Lebanon’s President Michel Aoun said that the coming days will bring “positive developments,” Lebanese broadcaster Al Manara reported on Tuesday.
Lebanon has been in political deadlock since Prime Minister Saad Al Hariri resigned on Oct.29 and the country needs to form a new government to enact urgent reforms.
The Lebanese army says protesters have hurled stones at soldiers opening a highway south of Beirut, injuring several troops.
The army said in a statement on Tuesday that one of the protesters in the town of Naameh fired bullets from a pistol the night before. It says that made the troops fire in the air to disperse the protesters.
Across Lebanon, protesters have been holding demonstrations since Oct.17, demanding an end to widespread corruption and mismanagement by the political class that has ruled the country for three decades.
Protesters have resorted to road closures and other tactics to pressure politicians into responding to their demands for a new government after Prime Minister Saad Hariri resigned more than a month ago, meeting a key demand of the demonstrators.
A secular state, early elections, solving poverty. Every evening, Sarah Al Ghur joins other residents of Lebanon’s second city Tripoli to debate how to fix her protest-gripped country.
“I’d rather take part in the discussions than applaud or shout out slogans,” says the 32-year-old in the city’s Al Nour square.
After years of disillusionment and apathy, a free falling economy and anti-government protests have spurred Lebanese back into political debate.
Across the Mediterranean country, squares where protesters have denounced mismanagement and corruption have also become centres of spontaneous discussion.
In Tripoli, Ghur walks between debate tents, stopping outside one where dozens of people are discussing a “roadmap for the revolution.”
Men and women of all ages sit on the floor, huddle on benches, or stand arms crossed, listening to the latest speaker.
Nearby, protesters revel to the sound of patriotic tunes and techno beats. “I’ve discovered laws I knew nothing about,” says Ghur, her hair trimmed short and wearing a dress.

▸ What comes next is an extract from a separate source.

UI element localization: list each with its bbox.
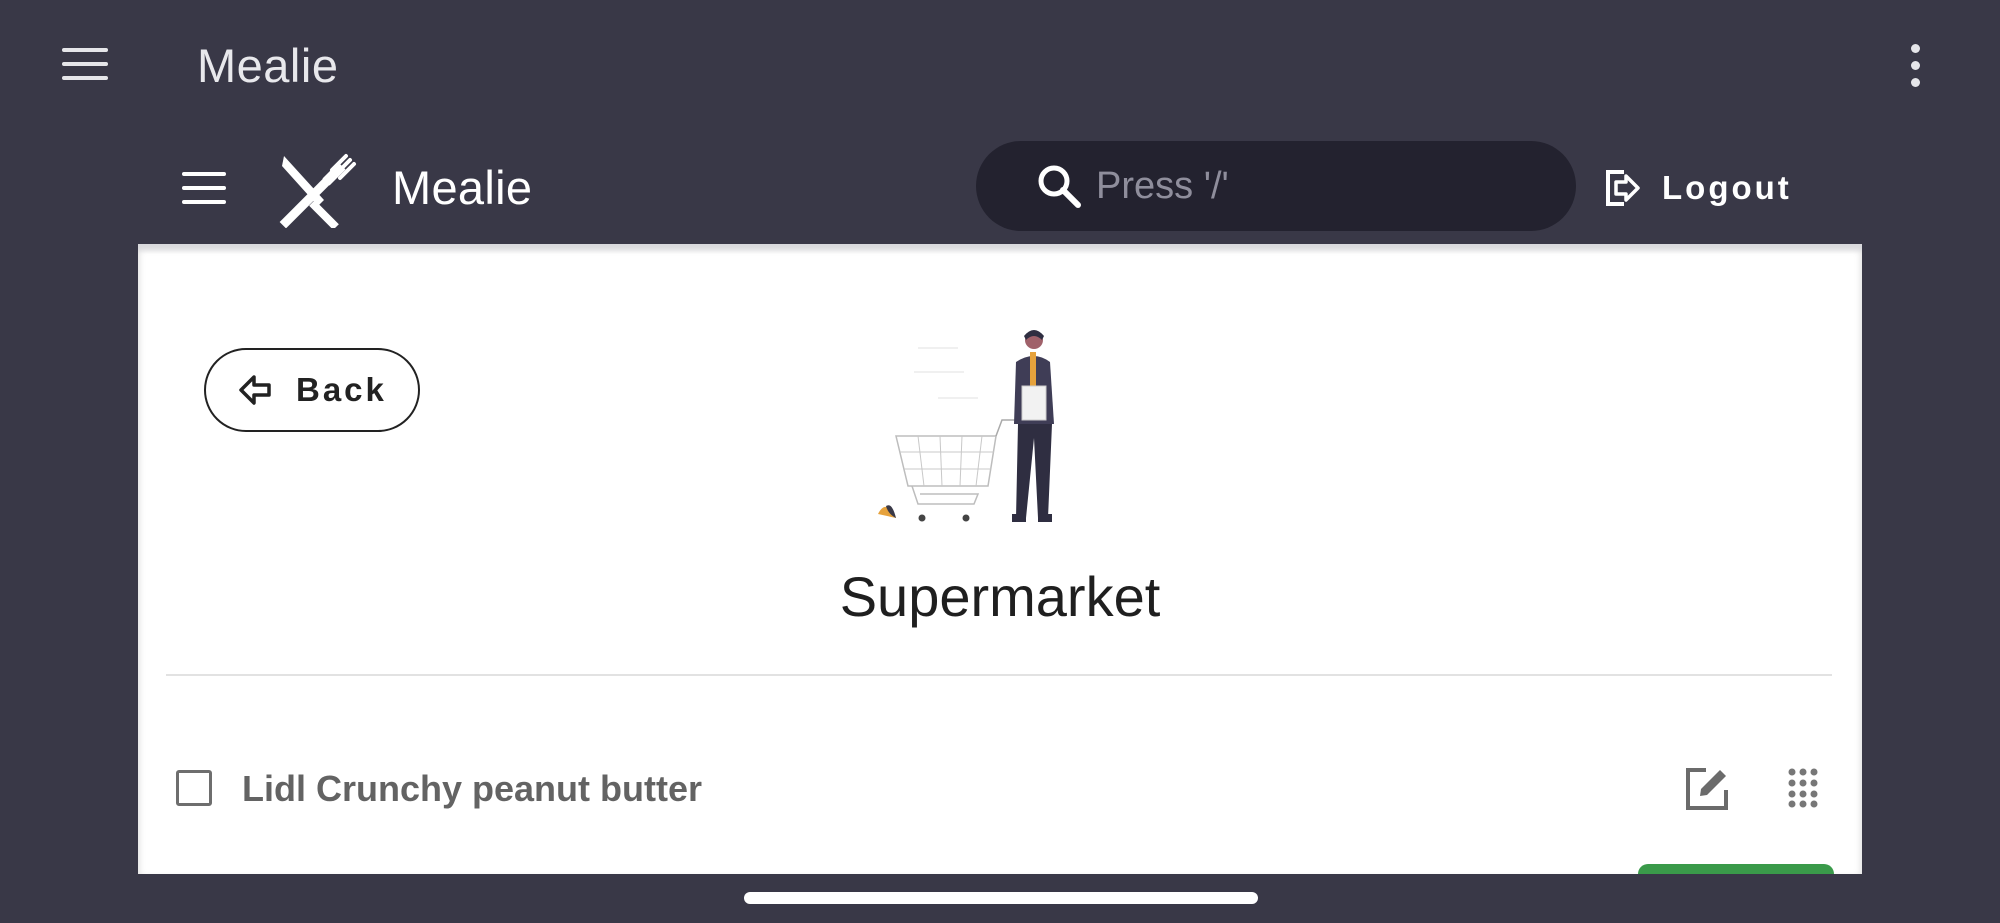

“Now I’m more aware of my rights and my duties,” she says, in an impoverished city that has emerged at the forefront of the protests.
A young protester takes the microphone to say he thinks the “popular revolution” must evolve towards “political dialogue.”

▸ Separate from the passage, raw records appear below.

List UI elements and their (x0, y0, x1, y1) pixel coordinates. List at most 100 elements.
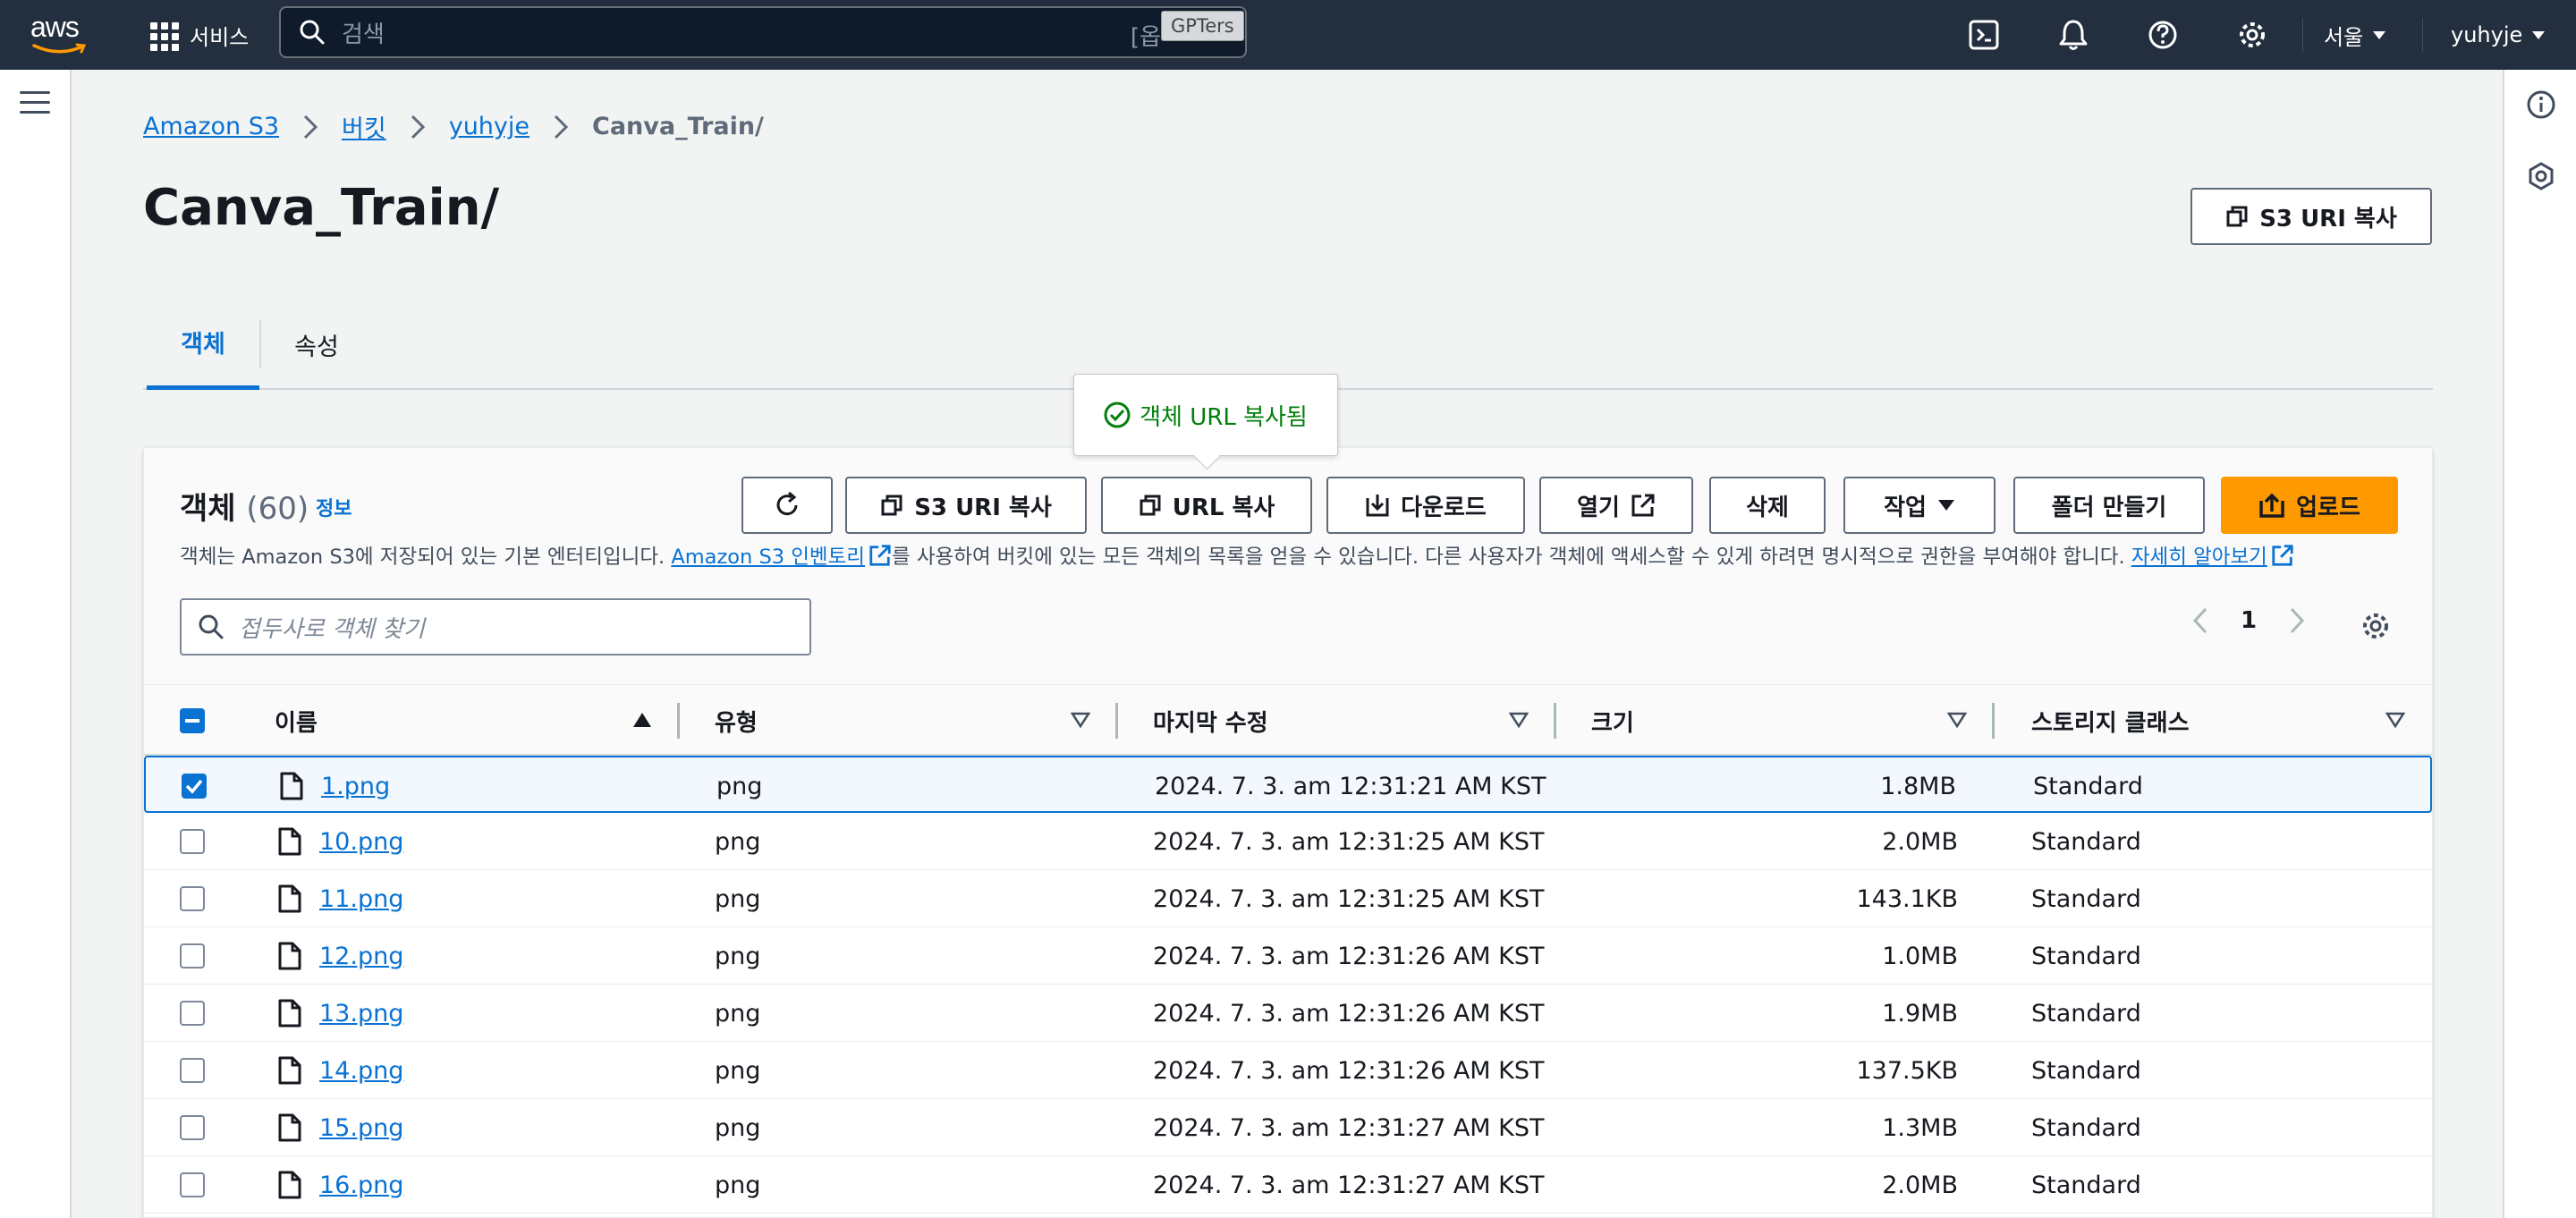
success-check-icon (1104, 402, 1131, 428)
pagination: 1 (2192, 607, 2305, 634)
table-row[interactable]: 1.png png 2024. 7. 3. am 12:31:21 AM KST 1.… (144, 756, 2432, 813)
object-filter-input[interactable]: 접두사로 객체 찾기 (180, 598, 811, 656)
file-storage-class: Standard (2031, 884, 2141, 913)
tab-properties[interactable]: 속성 (259, 320, 372, 368)
global-search-input[interactable]: 검색 [옵 (279, 6, 1247, 58)
download-icon (1366, 495, 1389, 517)
table-settings-icon[interactable] (2360, 611, 2391, 641)
file-storage-class: Standard (2031, 1171, 2141, 1199)
column-divider (1992, 703, 1995, 739)
file-type: png (715, 1056, 761, 1085)
sort-icon[interactable] (1071, 712, 1090, 728)
create-folder-button[interactable]: 폴더 만들기 (2013, 477, 2205, 534)
caret-down-icon (1937, 500, 1954, 511)
copy-s3-uri-button[interactable]: S3 URI 복사 (2190, 188, 2432, 245)
chevron-left-icon[interactable] (2192, 607, 2208, 634)
file-name-link[interactable]: 10.png (319, 813, 403, 870)
sort-ascending-icon[interactable] (632, 712, 652, 728)
sort-icon[interactable] (1947, 712, 1967, 728)
file-icon (276, 999, 303, 1034)
actions-dropdown[interactable]: 작업 (1843, 477, 1996, 534)
file-name-link[interactable]: 11.png (319, 870, 403, 927)
chevron-right-icon[interactable] (2289, 607, 2305, 634)
inventory-link[interactable]: Amazon S3 인벤토리 (671, 546, 865, 569)
file-storage-class: Standard (2033, 772, 2143, 800)
download-button[interactable]: 다운로드 (1326, 477, 1525, 534)
sort-icon[interactable] (2385, 712, 2405, 728)
row-checkbox[interactable] (180, 943, 205, 968)
open-button[interactable]: 열기 (1539, 477, 1693, 534)
table-row[interactable]: 13.png png 2024. 7. 3. am 12:31:26 AM KST 1… (144, 985, 2432, 1042)
row-checkbox[interactable] (180, 1172, 205, 1197)
row-checkbox[interactable] (180, 829, 205, 854)
overlay-badge: GPTers (1161, 11, 1244, 41)
panel-description: 객체는 Amazon S3에 저장되어 있는 기본 엔터티입니다. Amazon… (180, 541, 2294, 570)
table-row[interactable]: 11.png png 2024. 7. 3. am 12:31:25 AM KST 1… (144, 870, 2432, 927)
column-storage-class[interactable]: 스토리지 클래스 (2031, 685, 2190, 757)
table-row[interactable]: 14.png png 2024. 7. 3. am 12:31:26 AM KST 1… (144, 1042, 2432, 1099)
cloudshell-icon[interactable] (1968, 16, 2000, 54)
breadcrumb-buckets[interactable]: 버킷 (342, 109, 386, 144)
chevron-right-icon (554, 114, 569, 139)
breadcrumb-amazon-s3[interactable]: Amazon S3 (143, 113, 279, 140)
file-name-link[interactable]: 1.png (321, 757, 390, 815)
row-checkbox[interactable] (182, 774, 207, 799)
copied-tooltip: 객체 URL 복사됨 (1073, 374, 1338, 456)
refresh-button[interactable] (741, 477, 833, 534)
file-name-link[interactable]: 15.png (319, 1099, 403, 1156)
learn-more-link[interactable]: 자세히 알아보기 (2131, 546, 2267, 569)
search-shortcut: [옵 (1130, 24, 1161, 51)
notifications-bell-icon[interactable] (2057, 16, 2089, 54)
file-type: png (715, 1171, 761, 1199)
table-row[interactable]: 16.png png 2024. 7. 3. am 12:31:27 AM KST 2… (144, 1156, 2432, 1214)
column-size[interactable]: 크기 (1591, 685, 1634, 757)
aws-logo[interactable]: aws (30, 13, 89, 55)
table-row[interactable]: 10.png png 2024. 7. 3. am 12:31:25 AM KST 2… (144, 813, 2432, 870)
file-name-link[interactable]: 16.png (319, 1156, 403, 1214)
file-type: png (715, 999, 761, 1028)
user-menu[interactable]: yuhyje (2451, 16, 2546, 54)
row-checkbox[interactable] (180, 1115, 205, 1140)
file-size: 1.8MB (1880, 772, 1956, 800)
menu-toggle-icon[interactable] (20, 91, 50, 121)
info-link[interactable]: 정보 (316, 493, 352, 521)
copy-icon (1140, 495, 1161, 516)
file-name-link[interactable]: 13.png (319, 985, 403, 1042)
table-row[interactable]: 12.png png 2024. 7. 3. am 12:31:26 AM KST 1… (144, 927, 2432, 985)
file-name-link[interactable]: 12.png (319, 927, 403, 985)
row-checkbox[interactable] (180, 1058, 205, 1083)
page-number[interactable]: 1 (2241, 607, 2257, 634)
info-icon[interactable] (2526, 89, 2556, 120)
settings-gear-icon[interactable] (2236, 16, 2268, 54)
region-selector[interactable]: 서울 (2324, 16, 2386, 54)
select-all-checkbox[interactable] (180, 708, 205, 733)
external-link-icon (1631, 494, 1655, 517)
tab-objects[interactable]: 객체 (147, 299, 259, 390)
breadcrumb-bucket[interactable]: yuhyje (449, 113, 530, 140)
search-icon (199, 614, 224, 639)
row-checkbox[interactable] (180, 886, 205, 911)
file-size: 137.5KB (1856, 1056, 1958, 1085)
services-menu[interactable]: 서비스 (148, 18, 249, 52)
column-divider (677, 703, 680, 739)
row-checkbox[interactable] (180, 1001, 205, 1026)
file-type: png (715, 827, 761, 856)
file-last-modified: 2024. 7. 3. am 12:31:26 AM KST (1153, 1056, 1545, 1085)
column-last-modified[interactable]: 마지막 수정 (1153, 685, 1268, 757)
region-label: 서울 (2324, 24, 2364, 50)
table-row[interactable]: 15.png png 2024. 7. 3. am 12:31:27 AM KST 1… (144, 1099, 2432, 1156)
file-name-link[interactable]: 14.png (319, 1042, 403, 1099)
delete-button[interactable]: 삭제 (1709, 477, 1826, 534)
file-type: png (715, 1113, 761, 1142)
column-type[interactable]: 유형 (715, 685, 758, 757)
column-name[interactable]: 이름 (275, 685, 318, 757)
upload-button[interactable]: 업로드 (2221, 477, 2398, 534)
sort-icon[interactable] (1509, 712, 1529, 728)
help-icon[interactable] (2147, 16, 2179, 54)
feedback-icon[interactable] (2526, 161, 2556, 191)
copy-s3-uri-toolbar-button[interactable]: S3 URI 복사 (845, 477, 1087, 534)
filter-placeholder: 접두사로 객체 찾기 (239, 615, 425, 643)
copy-url-button[interactable]: URL 복사 (1101, 477, 1312, 534)
file-size: 143.1KB (1856, 884, 1958, 913)
file-storage-class: Standard (2031, 999, 2141, 1028)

He calls for “early parliamentary elections,” as a first step towards an overhaul of the political system.
Every evening from 5 pm to 9 pm, Tripoli residents gather under the tents to rebuild their country one idea at a time.
University professors, activists or even economists are often in attendance.
They talk of secularism and sectarianism, in a country whose legacy from a devastating 1975-91 civil war is a political system that seeks to maintain a fragile balance of power between the myriad of religious communities.
They discuss poverty, in a country where around a third of the population are poor, and the World Bank warns that proportion could soon rise to half.
But they also discuss what they view as the questionable independence of the judiciary, alleged corruption, plummeting public funds, and sometimes urban planning.
In Tripoli, half of all residents already live at or below the poverty line.
Some six weeks into the protest movement, demonstrators in the northern city have continued to gather on a daily basis, even as numbers dwindle in other parts of Lebanon.
The government resigned on Oct.29, but no concrete measures have been taken to form a new cabinet since.
Philosophy professor Hala Amoun says that, before the protests, most Lebanese had long given up on any political activity.
“They’d lost all trust in the political class,” she said in classical Arabic.
Lebanese have long complained of endless power cuts, gaping inequality, unemployment, and alleged official graft.